Pero una tarde, Homero murió y la ciudad se llenó de congoja y las calles parecían habitadas por muertos, desorientados en la discordia con los dioses, por aquello que alguna vez debía ocurrir. Nadie se resignó pero se sintió doblemente exiliado y se alejó casi sin darse cuenta de la protección de la ciudad. Volvió a sentir la intemperancia de la tierra reavivando sus antiguas heridas, volvió a depender de las bayas y las drupas esponjosas, volvió a los límites de sus fuerzas, pero esta vez y a medida que se acercaba a las orillas del riachuelo las imágenes del recuerdo se hacían más imponentes y comenzaron a aparecer los nombres de Laertes y Antioclea, de Penélope y Telémaco, de Agamenón y Clitemnestra, de Héctor y Aquiles y en un atisbo de su pensamiento comprendió que la creación exige la fuerza potente del renacimiento, un sacrificio para que todo vuelva sobre sí, propicio a un nuevo cambio o la propuesta de un nuevo destino...

Un cenotafio con una lápida anónima recogía el alivio de las escasas lluvias en la cavidad de su superficie y un poco más allá las aguas del Leteo alentaban la promesa de liberar al universo de metáforas.
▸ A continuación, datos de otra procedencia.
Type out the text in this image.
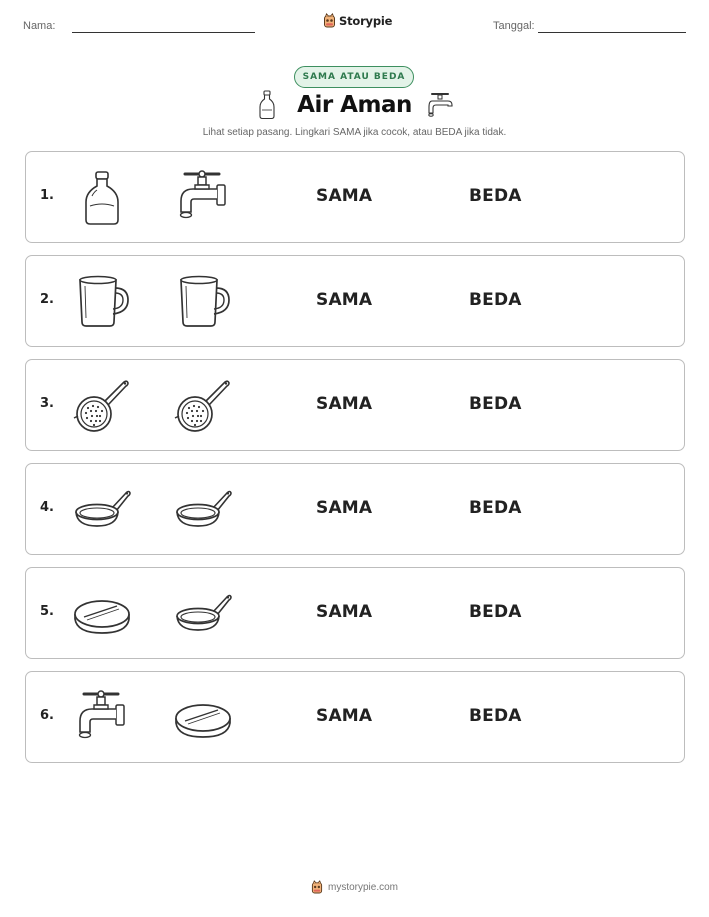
Nama:	Storypie	Tanggal:
SAMA ATAU BEDA
Air Aman
Lihat setiap pasang. Lingkari SAMA jika cocok, atau BEDA jika tidak.
1.	SAMA	BEDA
2.	SAMA	BEDA
3.	SAMA	BEDA
4.	SAMA	BEDA
5.	SAMA	BEDA
6.	SAMA	BEDA
mystorypie.com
Predispuesto por las figuras que revelaban el final de la ficción, decidió borrar los simulacros y las sustituciones y abandonar el sueño de los otros. Se tendió sobre el margen del río y comprobó sin asombro que el agua se escurría de sus manos. Curiosamente una frase retomó su memoria: "Como en el jardín inclina la amapola el tallo, combándose al peso del fruto o los aguaceros primaverales, así inclinó el guerrero la cabeza que el casco hacía poderosa". Después bebió con lentitud, saboreando el descenso gradual que esfumaba lo nítido bajo la conjura de los astros. Una vaga visión lo sorprendió con sus compañeros desaparecidos en incontables travesías que elegían sus destinos: Tamiras el destino de un ruiseñor, Telamon el destino de un león, Orfeo el destino de un cisne... Una voz levitando en la brisa le preguntó quién quería ser y sin titubear, respondió: Nadie.

Semidesnudo por la ignorada arena se arrastró sobre la orilla y el agua le devolvió el rostro desconocido que comenzaba a pertenecerle. Una especie de estupor original comenzó a dispersarlo mientras la constelación de los pájaros y la acrofonía de la alborada parecían susurrarle: ¿Quién eres? Para luego repetir, ¿hacia dónde vas?